The scenes between Vos and Ventress are absolutely electric, complete with colorful banter, natural and realistic interactions, and even some genuinely sweet moments. They’re so interesting that whenever it cut back to Obi-Wan and Anakin, the de facto stars of The Clone Wars, they felt bland by comparison. It’s absolutely fascinating to watch Quinlan Vos having to manage himself while tangling with and trying to master forbidden techniques and emotions. Likewise, watching Asajj Ventress struggling to lower her guard and accept a partner, both in assignment and in life, is an interesting side of her to view, especially for fans of the show who have been following her progression. In both respects, it’s a story of reaching out to the other and coming back different; both characters end their journeys differently from when they started, forever changed.

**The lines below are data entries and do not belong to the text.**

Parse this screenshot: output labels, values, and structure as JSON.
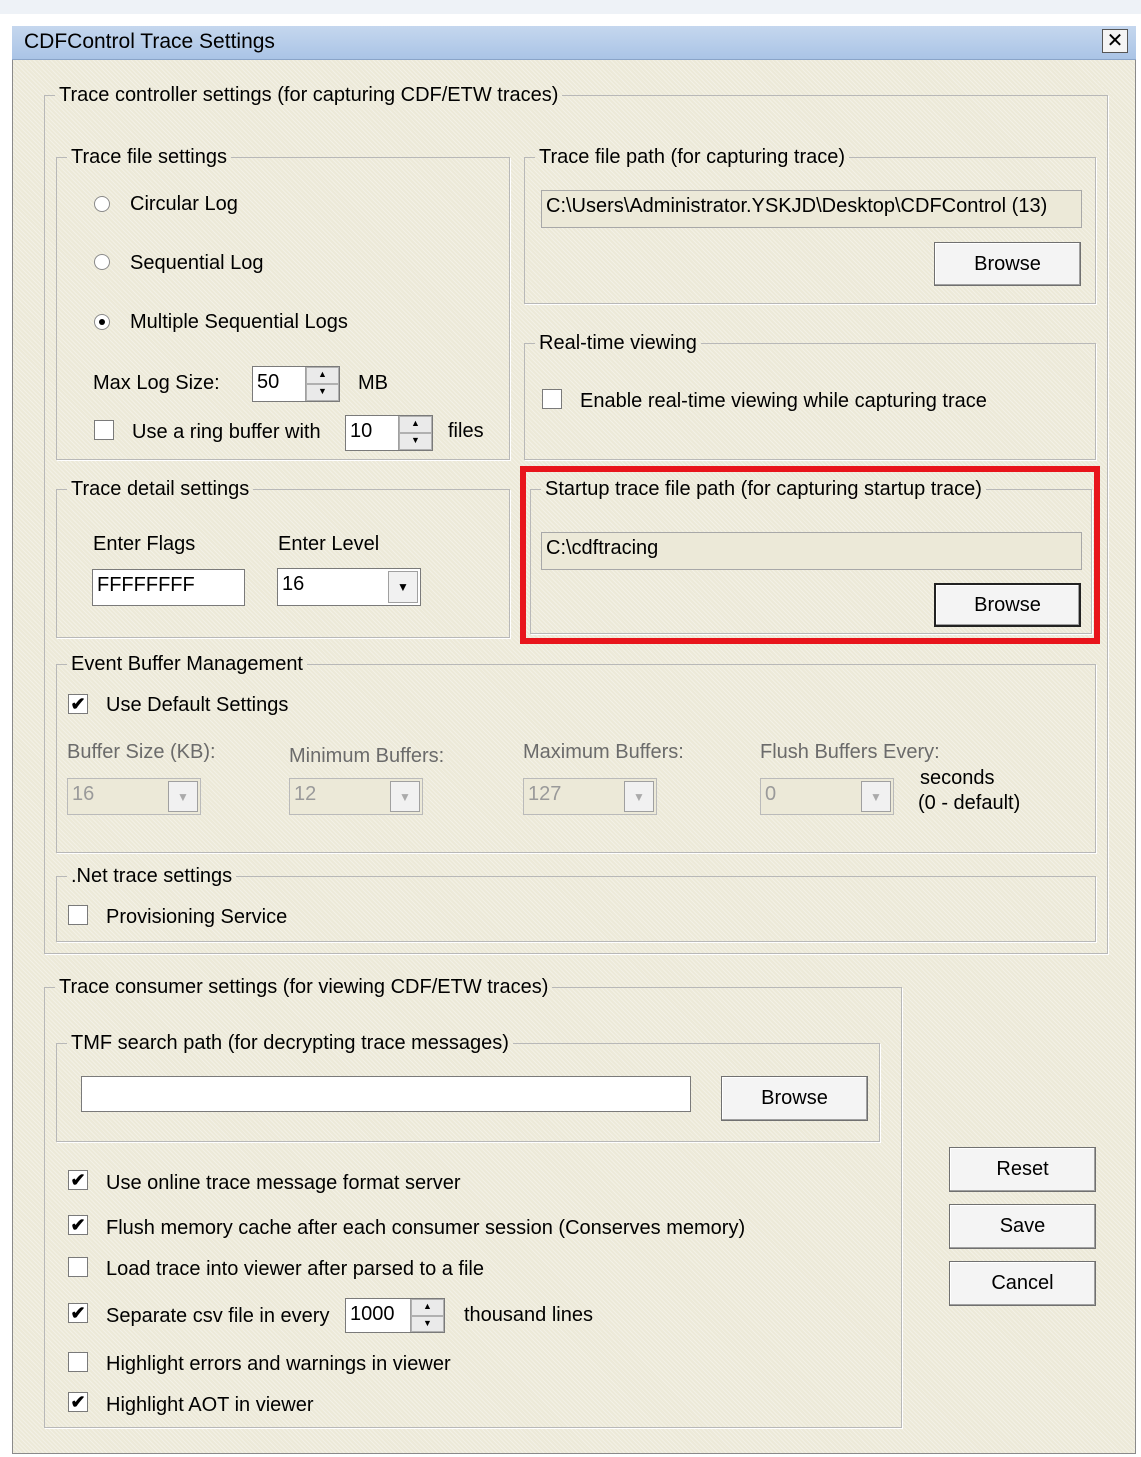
{
  "window": {
    "title": "CDFControl Trace Settings",
    "close_glyph": "✕"
  },
  "controller": {
    "legend": "Trace controller settings (for capturing CDF/ETW traces)",
    "file_settings": {
      "legend": "Trace file settings",
      "circular": "Circular Log",
      "sequential": "Sequential Log",
      "multiple": "Multiple Sequential Logs",
      "selected": "Multiple Sequential Logs",
      "max_log_label": "Max Log Size:",
      "max_log_value": "50",
      "max_log_unit": "MB",
      "ring_label": "Use a ring buffer with",
      "ring_value": "10",
      "ring_unit": "files",
      "ring_checked": false
    },
    "file_path": {
      "legend": "Trace file path (for capturing trace)",
      "value": "C:\\Users\\Administrator.YSKJD\\Desktop\\CDFControl (13)",
      "browse": "Browse"
    },
    "realtime": {
      "legend": "Real-time viewing",
      "label": "Enable real-time viewing while capturing trace",
      "checked": false
    },
    "detail": {
      "legend": "Trace detail settings",
      "flags_label": "Enter Flags",
      "flags_value": "FFFFFFFF",
      "level_label": "Enter Level",
      "level_value": "16"
    },
    "startup": {
      "legend": "Startup trace file path (for capturing startup trace)",
      "value": "C:\\cdftracing",
      "browse": "Browse"
    },
    "buffer": {
      "legend": "Event Buffer Management",
      "default_label": "Use Default Settings",
      "default_checked": true,
      "size_label": "Buffer Size (KB):",
      "size_value": "16",
      "min_label": "Minimum Buffers:",
      "min_value": "12",
      "max_label": "Maximum Buffers:",
      "max_value": "127",
      "flush_label": "Flush Buffers Every:",
      "flush_value": "0",
      "seconds": "seconds",
      "default_note": "(0 - default)"
    },
    "net": {
      "legend": ".Net trace settings",
      "provisioning": "Provisioning Service",
      "checked": false
    }
  },
  "consumer": {
    "legend": "Trace consumer settings (for viewing CDF/ETW traces)",
    "tmf": {
      "legend": "TMF search path (for decrypting trace messages)",
      "value": "",
      "browse": "Browse"
    },
    "options": {
      "online": "Use online trace message format server",
      "flush": "Flush memory cache after each consumer session (Conserves memory)",
      "load": "Load trace into viewer after parsed to a file",
      "separate": "Separate csv file in every",
      "separate_value": "1000",
      "separate_unit": "thousand lines",
      "highlight_errors": "Highlight errors and warnings in viewer",
      "highlight_aot": "Highlight AOT in viewer"
    },
    "checks": {
      "online": true,
      "flush": true,
      "load": false,
      "separate": true,
      "highlight_errors": false,
      "highlight_aot": true
    }
  },
  "buttons": {
    "reset": "Reset",
    "save": "Save",
    "cancel": "Cancel"
  },
  "glyphs": {
    "check": "✔",
    "spin_up": "▲",
    "spin_down": "▼",
    "combo_arrow": "▼"
  },
  "colors": {
    "highlight": "#e8141b"
  }
}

The translation of the story from script format to prose proved to have its own advantages and drawbacks. On the one hand, it allows the story to bring up past events in a succinct manner rather than devoting an entire flashback sequence to it or taking it on faith that the audience remembers. This comes in handy quite often because there are a lot of call backs to earlier events. This also lets the story not be restricted by a 22-minute run time, so it has a lot more space to breathe. However, the narrative can sometimes be restricted in a different way. Each section of the book takes place in a single perspective, which can work most of the time, but at others it can leave you with some odd things that happened out of view leaving you a bit confused. For example, Count Dooku gets into a scuffle with some bounty hunters while Ventress runs through his facility. When she comes out, one of the hunters has Dooku on the ground with a gun pressed to his neck. Count Dooku, I may remind you, is a Sith Lord with a skillful mastery of lightsaber combat, so you’re left baffled as to how the fight turned out that way. There’s an animatic of the fight online that was made before cancelation, so you can tell that question would have been answered had this been an episode. In addition, there are some parts near the end that kind of meander and you can tell were meant to be the opening sequences leading into one of the episodes’ main plot. A minor mark against the book, but a distracting one nonetheless.

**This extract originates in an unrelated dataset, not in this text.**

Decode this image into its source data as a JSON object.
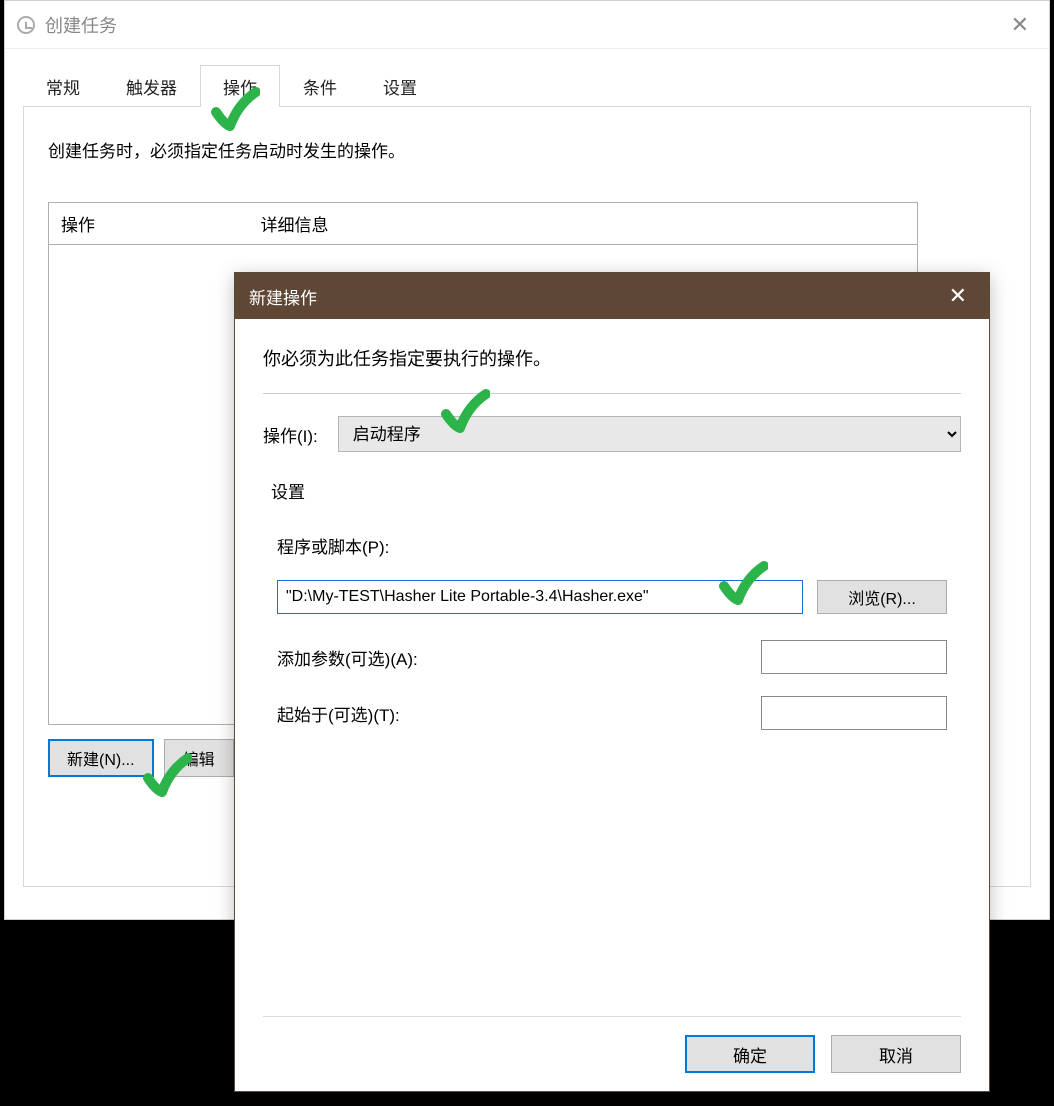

The biggest problem with this book is the premise and the fact that it’s a midquel. Count Dooku met his fate at the beginning of Revenge of the Sith, so you know that Vos and Ventress aren’t going to succeed in their mission. Knowing that, it would be perfectly understandable for some people to lose all investment in the book. However, looking back on it, I realize that the point isn’t whether or not they kill Dooku, but if they can preserve their souls through this trial. Assassination is not the Jedi way and by resorting to this, they pulled promising people into a dark spiral that they have to escape from. Obi-Wan encapsulates this perfectly in his final speech when all is said done and, just like in Romeo and Juliet, all are punished. It’s kind of cathartic after the many ways that the Jedi of the old Expanded Universe have gone off the rails with no repercussions, but we’ll get to that in my articles on the subject.

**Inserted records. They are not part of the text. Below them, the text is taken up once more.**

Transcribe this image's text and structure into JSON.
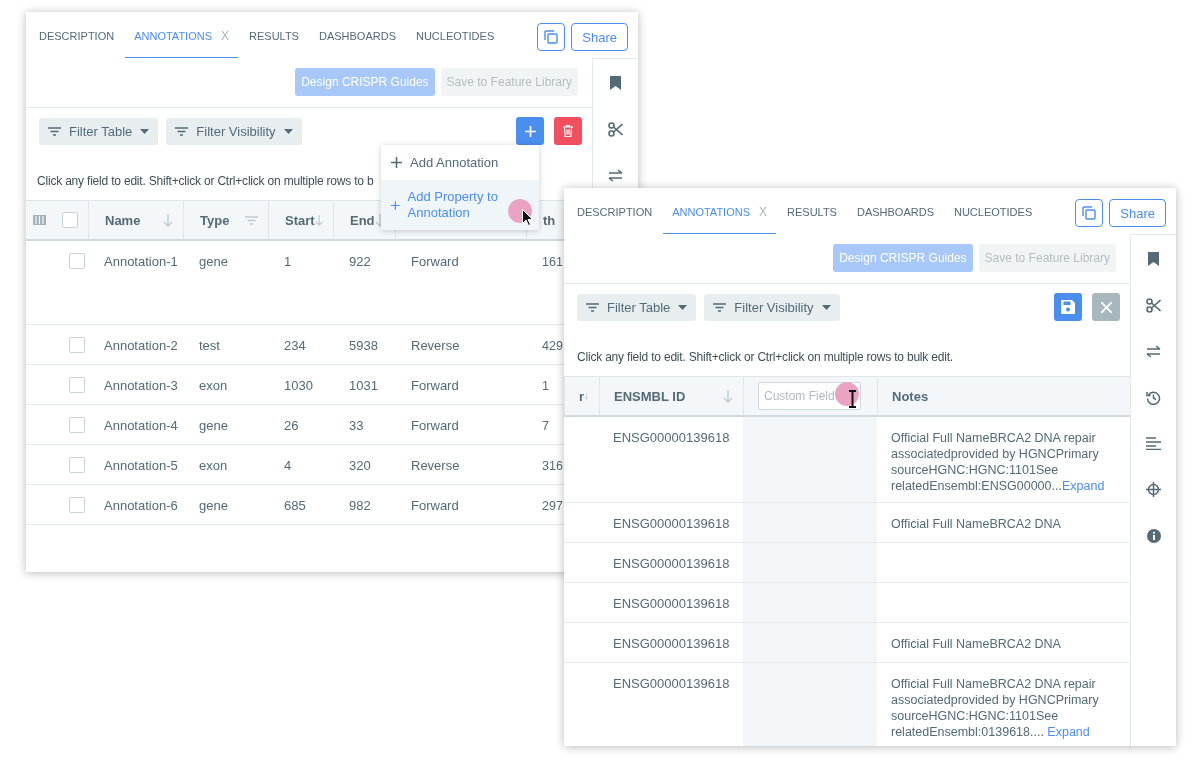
{
  "windows": [
    {
      "tabs": [
        {
          "label": "DESCRIPTION",
          "selected": false
        },
        {
          "label": "ANNOTATIONS",
          "selected": true,
          "close_mark": "X"
        },
        {
          "label": "RESULTS",
          "selected": false
        },
        {
          "label": "DASHBOARDS",
          "selected": false
        },
        {
          "label": "NUCLEOTIDES",
          "selected": false
        }
      ],
      "share_button": "Share",
      "toolbar_buttons": [
        {
          "label": "Design CRISPR Guides",
          "kind": "primary",
          "disabled": true
        },
        {
          "label": "Save to Feature Library",
          "kind": "secondary",
          "disabled": true
        }
      ],
      "filters": [
        "Filter Table",
        "Filter Visibility"
      ],
      "actions": [
        {
          "kind": "add"
        },
        {
          "kind": "delete"
        }
      ],
      "instruction": "Click any field to edit. Shift+click or Ctrl+click on multiple rows to b",
      "table": {
        "select_all": {
          "checked": false
        },
        "columns": [
          {
            "label": "Name",
            "kind": "sort"
          },
          {
            "label": "Type",
            "kind": "filter"
          },
          {
            "label": "Start",
            "kind": "sort"
          },
          {
            "label": "End",
            "kind": "sort"
          },
          {
            "kind": "blank"
          },
          {
            "label": "th",
            "kind": "plain"
          }
        ],
        "rows": [
          {
            "checked": false,
            "cells": [
              "Annotation-1",
              "gene",
              "1",
              "922",
              "Forward",
              "161"
            ]
          },
          {
            "checked": false,
            "cells": [
              "Annotation-2",
              "test",
              "234",
              "5938",
              "Reverse",
              "429"
            ]
          },
          {
            "checked": false,
            "cells": [
              "Annotation-3",
              "exon",
              "1030",
              "1031",
              "Forward",
              "1"
            ]
          },
          {
            "checked": false,
            "cells": [
              "Annotation-4",
              "gene",
              "26",
              "33",
              "Forward",
              "7"
            ]
          },
          {
            "checked": false,
            "cells": [
              "Annotation-5",
              "exon",
              "4",
              "320",
              "Reverse",
              "316"
            ]
          },
          {
            "checked": false,
            "cells": [
              "Annotation-6",
              "gene",
              "685",
              "982",
              "Forward",
              "297"
            ]
          }
        ]
      },
      "menu": {
        "items": [
          {
            "label": "Add Annotation",
            "selected": false
          },
          {
            "label": "Add Property to Annotation",
            "selected": true
          }
        ]
      },
      "cursor": {
        "kind": "pointer"
      }
    },
    {
      "tabs": [
        {
          "label": "DESCRIPTION",
          "selected": false
        },
        {
          "label": "ANNOTATIONS",
          "selected": true,
          "close_mark": "X"
        },
        {
          "label": "RESULTS",
          "selected": false
        },
        {
          "label": "DASHBOARDS",
          "selected": false
        },
        {
          "label": "NUCLEOTIDES",
          "selected": false
        }
      ],
      "share_button": "Share",
      "toolbar_buttons": [
        {
          "label": "Design CRISPR Guides",
          "kind": "primary",
          "disabled": true
        },
        {
          "label": "Save to Feature Library",
          "kind": "secondary",
          "disabled": true
        }
      ],
      "filters": [
        "Filter Table",
        "Filter Visibility"
      ],
      "actions": [
        {
          "kind": "save"
        },
        {
          "kind": "cancel"
        }
      ],
      "instruction": "Click any field to edit. Shift+click or Ctrl+click on multiple rows to bulk edit.",
      "table": {
        "columns": [
          {
            "label": "r",
            "kind": "sort"
          },
          {
            "label": "ENSMBL ID",
            "kind": "sort"
          },
          {
            "placeholder": "Custom Field",
            "kind": "field"
          },
          {
            "label": "Notes",
            "kind": "plain"
          }
        ],
        "rows": [
          {
            "cells": [
              null,
              "ENSG00000139618",
              null,
              {
                "text": "Official Full NameBRCA2 DNA repair associatedprovided by HGNCPrimary sourceHGNC:HGNC:1101See relatedEnsembl:ENSG00000...",
                "link": "Expand"
              }
            ]
          },
          {
            "cells": [
              null,
              "ENSG00000139618",
              null,
              "Official Full NameBRCA2 DNA"
            ]
          },
          {
            "cells": [
              null,
              "ENSG00000139618",
              null,
              null
            ]
          },
          {
            "cells": [
              null,
              "ENSG00000139618",
              null,
              null
            ]
          },
          {
            "cells": [
              null,
              "ENSG00000139618",
              null,
              "Official Full NameBRCA2 DNA"
            ]
          },
          {
            "cells": [
              null,
              "ENSG00000139618",
              null,
              {
                "text": "Official Full NameBRCA2 DNA repair associatedprovided by HGNCPrimary sourceHGNC:HGNC:1101See relatedEnsembl:0139618.... ",
                "link": "Expand"
              }
            ]
          }
        ]
      },
      "cursor": {
        "kind": "text"
      }
    }
  ]
}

In a way, I’m glad this was a book and not the episodes it was intended to be. If these had been the final episodes of The Clone Wars, the series would have ended on a very bittersweet and depressing note. I much prefer the final episode of the Lost Episodes, which was more melancholy in the knowledge that things were going to get a lot darker, but with a ray of hope that was worth striving towards. But as its own self-contained story, Dark Disciple is perfectly serviceable and an enjoyable read. I’ll admit that I enjoyed A New Dawn a lot more, but that only fits since I enjoy Rebels more than The Clone Wars. I don’t know that this will appeal to many Star Wars outsiders, but fans can certainly find peace in closure of some fan favorite characters.